As reported by The Independent, the top ten twitter trends as on today @9.30 am GMT includes topics like #youbeblownwhen (No.1 topic; have people discussing what would make then upset),  #omgfac,  #NowPlaying,   #Christmas etc. The only newsy topic discussed was #Copenhagen. One literally has to sift through the barrage of unnecessary information for anything news worthy.

Twitter mostly is been used as a marketing cum PR tool. If you go by the research done by Sysomos, more than a quarter of tweets everyday, are posted by machines. They are the self-generating tweets operated by sources like hotels offering deals, weather, games etc. In fact the most updated tweets accounts who tweet more than 2000 times/day are @dogbook (updates on what pets are doing) and @combatsi (update from the game Second Life).

Celebrities on Twitter

Besides PR, Twitter also caters to the voyeuristic needs of the people. You will find crème de la crème of the media in the tweetosmosphere. Here are few interesting people whom one can follow:

TV personalities: Stephen Fry, Paris Hilton, Britney Spears, Oprah Winfrey, Jimmy Carr

Journalists: Anderson Cooper, Rick Sanchez, Christina Amanpour

Sports Personalities: Andy Murray, Lance Armstrong, Michael Phelps

Politicians: Boris Johnson, Al Gore, Arnold Schwarzenegger

Twitter, no doubt,  is an important source of news. A perfect example of how technology can transcend boundaries. During the Iran elections recently when all forms of media was banned, it was twitter that came to rescue and became the voice of thousands of Iranians.

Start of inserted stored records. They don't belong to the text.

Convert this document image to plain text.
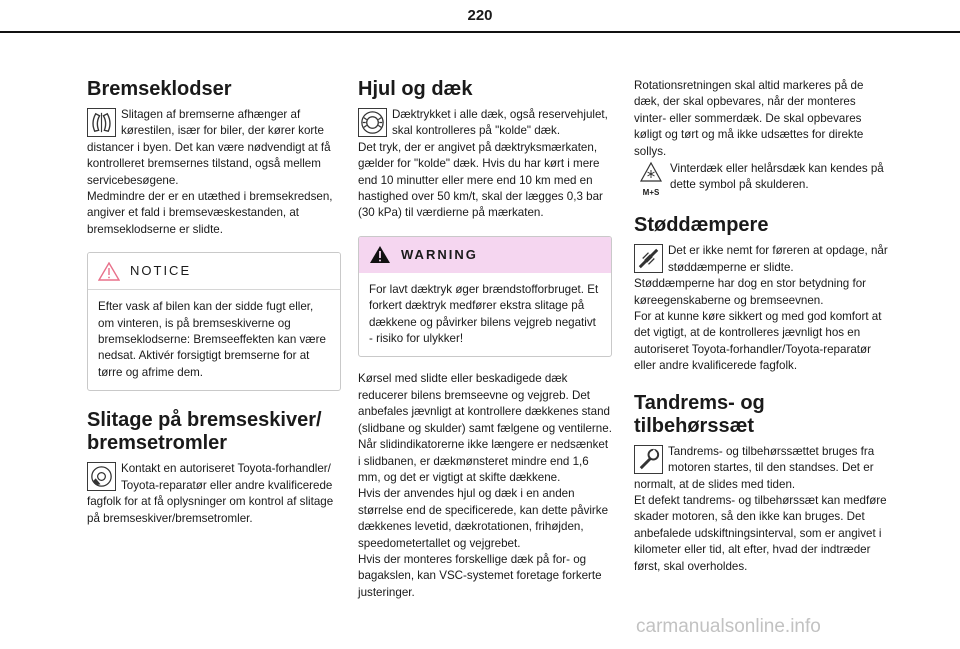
220
Bremseklodser

Slitagen af bremserne afhænger af kørestilen, især for biler, der kører korte distancer i byen. Det kan være nødvendigt at få kontrolleret bremsernes tilstand, også mellem servicebesøgene.

Medmindre der er en utæthed i bremsekredsen, angiver et fald i bremsevæskestanden, at bremseklodserne er slidte.

NOTICE
Efter vask af bilen kan der sidde fugt eller, om vinteren, is på bremseskiverne og bremseklodserne: Bremseeffekten kan være nedsat. Aktivér forsigtigt bremserne for at tørre og afrime dem.
Slitage på bremseskiver/ bremsetromler

Kontakt en autoriseret Toyota-forhandler/ Toyota-reparatør eller andre kvalificerede fagfolk for at få oplysninger om kontrol af slitage på bremseskiver/bremsetromler.

Hjul og dæk

Dæktrykket i alle dæk, også reservehjulet, skal kontrolleres på "kolde" dæk.

Det tryk, der er angivet på dæktryksmærkaten, gælder for "kolde" dæk. Hvis du har kørt i mere end 10 minutter eller mere end 10 km med en hastighed over 50 km/t, skal der lægges 0,3 bar (30 kPa) til værdierne på mærkaten.

WARNING
For lavt dæktryk øger brændstofforbruget. Et forkert dæktryk medfører ekstra slitage på dækkene og påvirker bilens vejgreb negativt - risiko for ulykker!

Kørsel med slidte eller beskadigede dæk reducerer bilens bremseevne og vejgreb. Det anbefales jævnligt at kontrollere dækkenes stand (slidbane og skulder) samt fælgene og ventilerne.

Når slidindikatorerne ikke længere er nedsænket i slidbanen, er dækmønsteret mindre end 1,6 mm, og det er vigtigt at skifte dækkene.

Hvis der anvendes hjul og dæk i en anden størrelse end de specificerede, kan dette påvirke dækkenes levetid, dækrotationen, frihøjden, speedometertallet og vejgrebet.

Hvis der monteres forskellige dæk på for- og bagakslen, kan VSC-systemet foretage forkerte justeringer.

Rotationsretningen skal altid markeres på de dæk, der skal opbevares, når der monteres vinter- eller sommerdæk. De skal opbevares køligt og tørt og må ikke udsættes for direkte sollys.

M+S

Vinterdæk eller helårsdæk kan kendes på dette symbol på skulderen.

Støddæmpere

Det er ikke nemt for føreren at opdage, når støddæmperne er slidte.

Støddæmperne har dog en stor betydning for køreegenskaberne og bremseevnen.

For at kunne køre sikkert og med god komfort at det vigtigt, at de kontrolleres jævnligt hos en autoriseret Toyota-forhandler/Toyota-reparatør eller andre kvalificerede fagfolk.

Tandrems- og tilbehørssæt

Tandrems- og tilbehørssættet bruges fra motoren startes, til den standses. Det er normalt, at de slides med tiden.

Et defekt tandrems- og tilbehørssæt kan medføre skader motoren, så den ikke kan bruges. Det anbefalede udskiftningsinterval, som er angivet i kilometer eller tid, alt efter, hvad der indtræder først, skal overholdes.

carmanualsonline.info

But these incidents are few and far apart.  Twitter needs much deeper penetration. It needs to go beyond its confinement of cozy developed world and face the reality of the developing and the under-developed countries. Only then, it can think of playing a meaningful role.

[Via http://newsbytheway.wordpress.com]

Tuesday, December 1, 2009

DEAR SANTA ....PUT YOUR SACK IN MY MOU......

DEAR SANTA I WANT YOUR SACK IN MY MOUTH AND A PACK OF

COCKSOXXCONDOMS THAT HAVE A FREE ADULT DVD INSIDE…

IVE BEEN NAUGHTY AND NEED A SPNAKIN!